Further, the recent emergence of teaching pods (small, quarantined groups of students with hired teaching help) really underscores how bad things are; the largely privileged families who will create them will likely reify digital divisions between students. These already advantaged families are seeing the smoke before the fire. They know that, as of right now, most schools aren’t positioned to do right by students. They’ll be able to hire teachers and wave their cash, much like the wealthy parents in my study did, to ensure their children get the best instruction no matter what—digital or not, pandemic or not. Meanwhile, other children will be left behind.
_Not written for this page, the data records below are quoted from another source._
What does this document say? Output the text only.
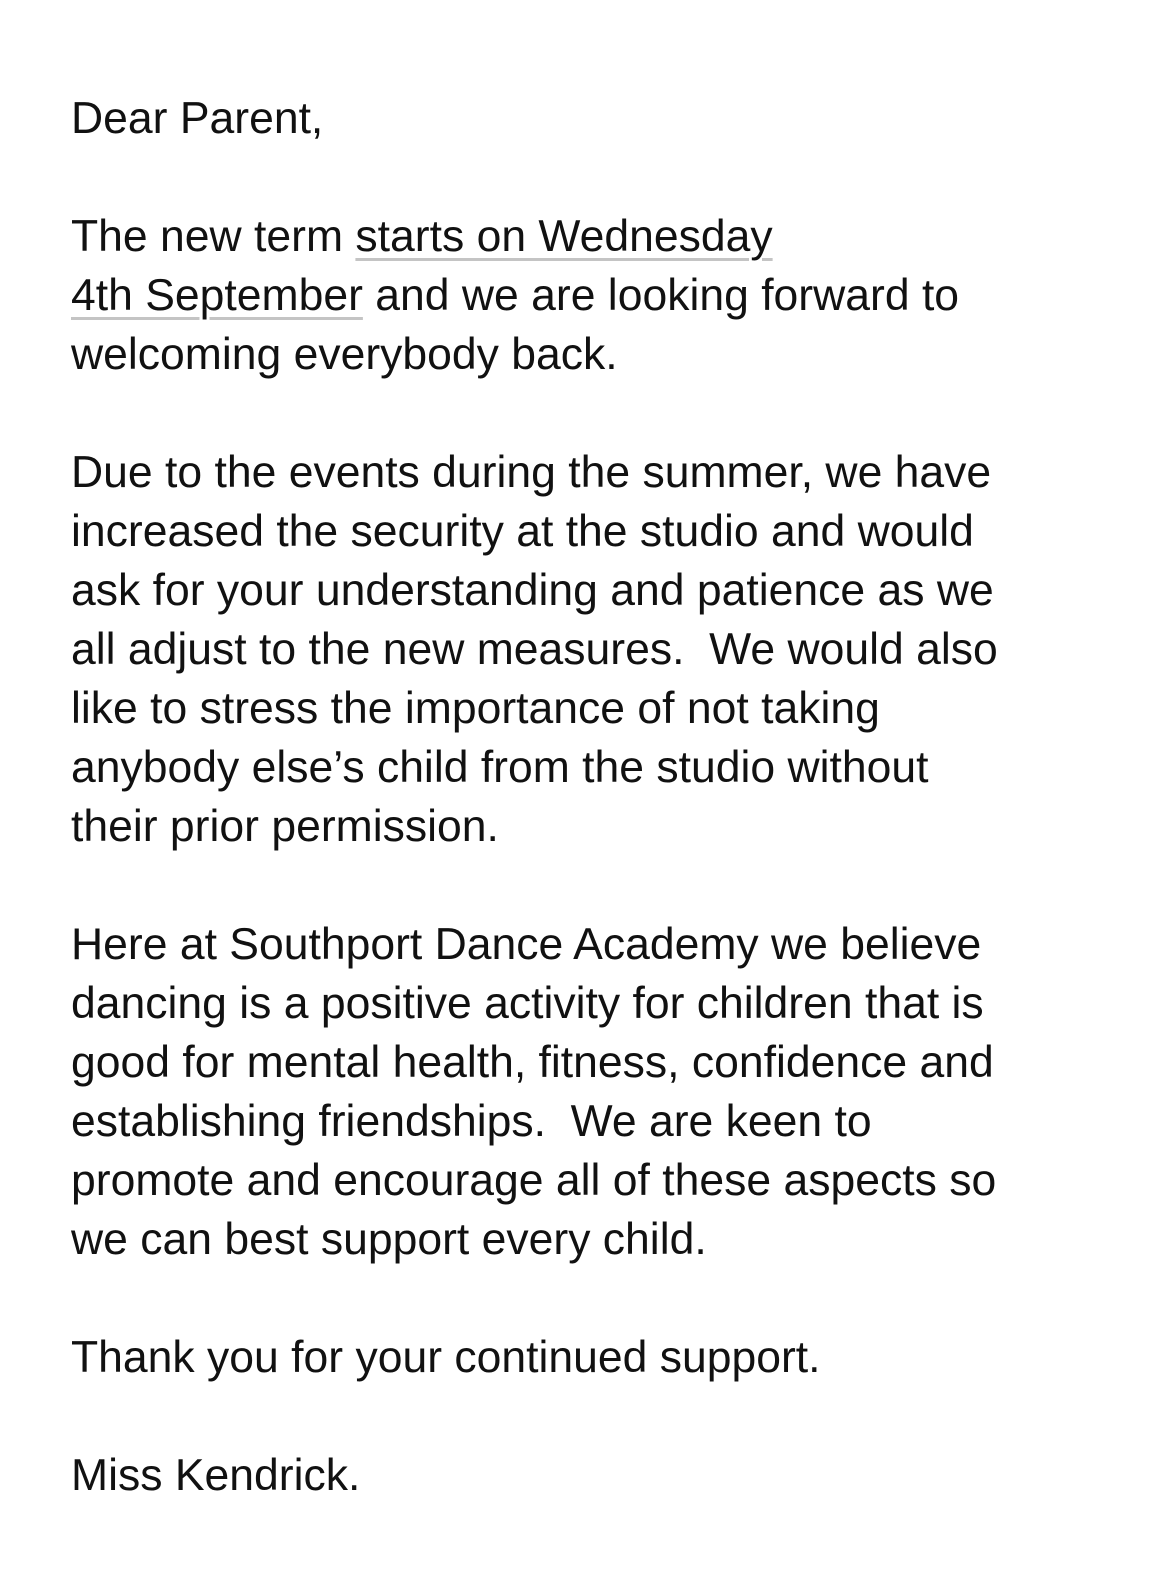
Dear Parent,
The new term starts on Wednesday
4th September and we are looking forward to
welcoming everybody back.
Due to the events during the summer, we have
increased the security at the studio and would
ask for your understanding and patience as we
all adjust to the new measures.  We would also
like to stress the importance of not taking
anybody else’s child from the studio without
their prior permission.
Here at Southport Dance Academy we believe
dancing is a positive activity for children that is
good for mental health, fitness, confidence and
establishing friendships.  We are keen to
promote and encourage all of these aspects so
we can best support every child.
Thank you for your continued support.
Miss Kendrick.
What’s next for you? Do you have any upcoming projects that you’re jazzed about?
Yes! I’m now drawing on data I’ve been collecting over the last few years at YouTube to better understand this “influencer” space. Specifically, I’m analyzing a mixed methods dataset on live streaming content creators and their viewers. I’m really curious about why people create and share themselves in this way and why people tune in. I have a hunch it will teach me something about new media and the contemporary public sphere.
Matthew H. Rafalow is a visiting scholar at the University of California, Berkeley’s Center for Science, Technology, Medicine, and Society and a social scientist at Google.